A ce moment, quelle importance que les accords franco-tchadiens de coopération, modifiés en 1976, contiennent désormais un  article 4 stipulant que les coopérants français (c’est nous) ne seront pas directement engagés dans des actions de combat ? Si vous avez participé à une opex, je vous suggère maintenant de l’écrire.Longtemps très minoritaires à l’intérieur de l’armée, ceux des opex ont trop peu raconté leur expérience. Marcher en changeant de formation, en ligne (côte à côte) ou en colonne (à la file indienne), en gardant des distances convenables et sans que l’arme ne soit pointée sur un voisin, sans doigt sur la gâchette, ne pose plus aucune difficulté après quelques exercices.Ces formations sont prises par chaque groupe de dix hommes et ensuite on s’occupe de la disposition des trois groupes : en triangle, groupes successifs, groupes accolés. Les maisons ont été endommagées par les canons des AML90 en tir direct, mais ailleurs le tir d’artillerie a fait peu de dégâts matériels car les obus étaient réglés « fusant», c’est-à-dire explosion instantanée à l’impact, avant que l’obus n’ait le temps de pénétrer dans le sol ou dans les toits. Le soleil n’est plus à son sommet dans le ciel et son rayonnement devient moins dangereux. De ce fait je ne manque pas de candidats.Petit problème, c’est que la Base Arrière est commandée par un officier supérieur alors que je ne suis que capitaine. J’en oublie certainement.Après notre arrivée à Abéché, cette bourgade bien placée serait donc tenue par un groupement de trois unités sous le commandement du Colonel Jean-Claude Hamel qui venait d’arriver lui aussi à N’Djaména. Aucun accident cependant.

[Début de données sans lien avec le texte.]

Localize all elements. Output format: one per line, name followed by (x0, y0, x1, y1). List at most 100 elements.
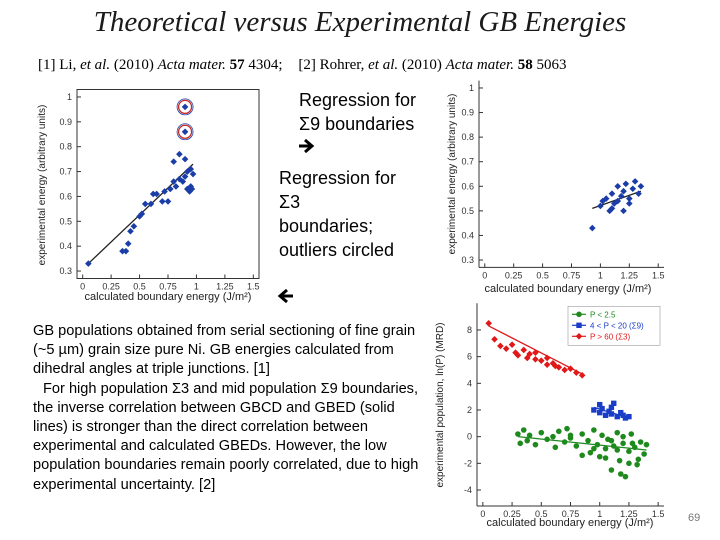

La précision dépend du calme et de la discipline que le tireur sait s’imposer, tous les bons tireurs vous le confirmeront pendant que les mauvais tireurs ne peuvent plus rien vous dire : à Njédaa, la nervosité des frolinat leur fut fatale.La modération du tir est, elle aussi, une question de calme et de discipline : le modèle de kalachnikov en service ici est équipé, sur le côté du boîtier de culasse, d’un levier qui est un sélecteur à trois positions avec tir coup par coup, tir par rafale de trois, tir par rafale libre.

Cette loyauté des militaires envers le gouvernement issu du suffrage universel avait pendant plus de dix ans différé les espoirs de ceux qui, écartés par la démocratie en 1965, avaient cru pouvoir revenir en 1968 par l’émeute.Je remercie M. Guy de Kersabiec non seulement d’avoir accepté de participer à ce livre en rédigeant la postface, mais je le remercie aussi de sa fidélité dans les moments difficiles. Mais quand j’ai mieux connu le pays par la suite, j’ai souvent vu aussi des cavaliers, seuls ou à deux, passer à bride abattue : le Toujours est-il qu’aujourd’hui la nouvelle se propage dans le pays, qu’elle est à Ati où l’on voit les Frani tranquilles et qu’elle est en cours de diffusion dans notre zone d’intérêt : Cependant j’écoute radio-frolinat, parce que ses mensonges ne sont pas à négliger. Alors commence un tout autre aspect de la même mission : nos guerriers se transforment en humanitaires, patrouillent dans toute la région, prêts à accrocher un ennemi qui ne se montre pourtant pas, distribuent des médicaments dans les villages, rallient les hésitants et permettent à l’armée tchadienne de se reprendre.
Sans savoir quand nous serons réapprovisionnés.J’envoie le Sergent-chef Jambon faire le marché, accompagné d’une petite équipe qui portera les achats. Une petite centaine. Succédant à d’autres opérations extérieures moins lourdes qui avaient eu lieu depuis la décolonisation, l’opération Tacaud ouvrait en 1978 le chapitre des « opex » dans la longue histoire de l’Armée française. Rappelé à l’activité au début de la Première Guerre Mondiale, il fut alors nommé Gouverneur Militaire de Paris.